18 Chapter 1 Overview of QuickTime Streaming
Ways to Receive Streamed Media
When you watch and listen to cable or over-the-air media transmissions on television
or radio, the cable or electromagnetic wavelengths used are dedicated to that
transmission. Those transmissions are mostly uncompressed and consume large
amounts of transmission bandwidth. It’s not a problem, because they don’t have to
compete with other transmissions within the frequency over which they’re broadcast.
When you send that same media over the Internet, the bandwidth used is no longer
dedicated to only that transmission stream. The media now has to share extremely
limited bandwidth with thousands, potentially millions, of other transmissions traveling
back and forth over the Internet. Therefore, before multimedia is sent over the Internet,
it is encoded and compressed for transmission. The resulting files are saved in a specific
location, and streaming server software such as QuickTime Streaming Server sends the
media over the Internet to client computers.

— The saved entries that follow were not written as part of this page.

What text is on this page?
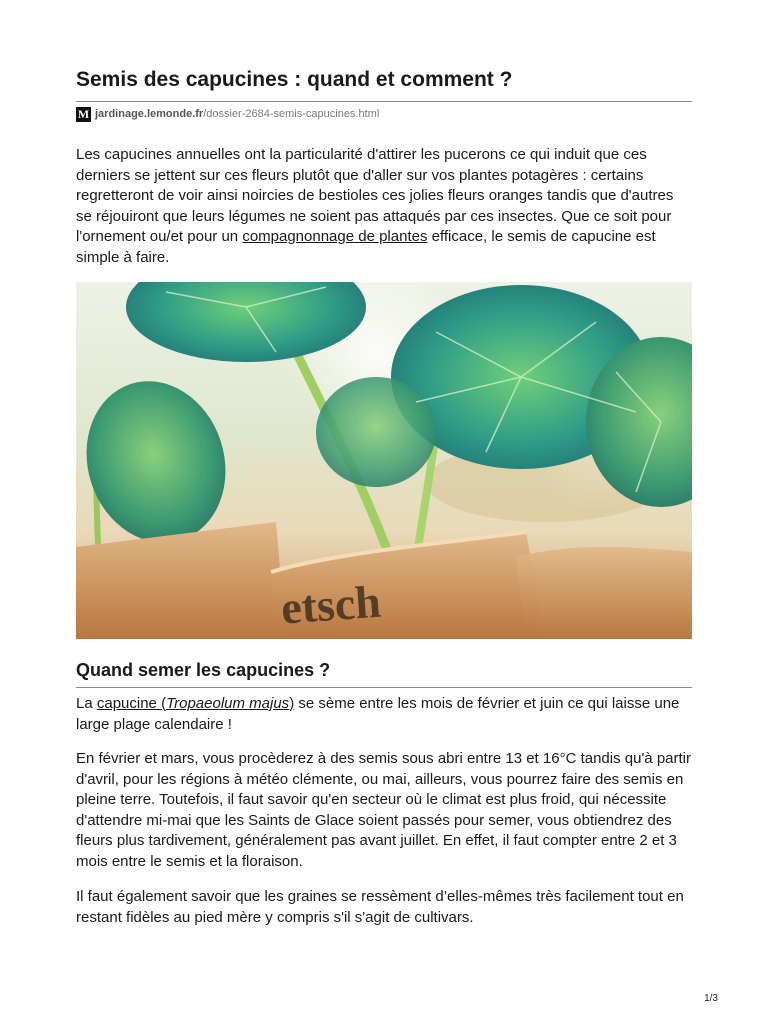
Semis des capucines : quand et comment ?
M jardinage.lemonde.fr/dossier-2684-semis-capucines.html

Les capucines annuelles ont la particularité d'attirer les pucerons ce qui induit que ces derniers se jettent sur ces fleurs plutôt que d'aller sur vos plantes potagères : certains regretteront de voir ainsi noircies de bestioles ces jolies fleurs oranges tandis que d'autres se réjouiront que leurs légumes ne soient pas attaqués par ces insectes. Que ce soit pour l'ornement ou/et pour un compagnonnage de plantes efficace, le semis de capucine est simple à faire.

etsch
Quand semer les capucines ?

La capucine (Tropaeolum majus) se sème entre les mois de février et juin ce qui laisse une large plage calendaire !

En février et mars, vous procèderez à des semis sous abri entre 13 et 16°C tandis qu'à partir d'avril, pour les régions à météo clémente, ou mai, ailleurs, vous pourrez faire des semis en pleine terre. Toutefois, il faut savoir qu'en secteur où le climat est plus froid, qui nécessite d'attendre mi-mai que les Saints de Glace soient passés pour semer, vous obtiendrez des fleurs plus tardivement, généralement pas avant juillet. En effet, il faut compter entre 2 et 3 mois entre le semis et la floraison.

Il faut également savoir que les graines se ressèment d’elles-mêmes très facilement tout en restant fidèles au pied mère y compris s'il s'agit de cultivars.

1/3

Macintosh and Windows users can view streamed media with QuickTime Player
(available free on the Apple website) or any other application that supports QuickTime
or standard MPEG-4 files. You can also set up streams that users can view from within a
web browser (they must have the QuickTime plug-in installed). When a user starts to
play streamed media on a webpage, the QuickTime plug-in sends a request to the
streaming server, and the server responds by sending the multimedia content to the
client computer. You specify on the webpage what content to send to the client—a
QuickTime movie in a specified directory, a live broadcast, or a playlist on the streaming
server. 3GP streams can be viewed on streaming-enabled cell phones.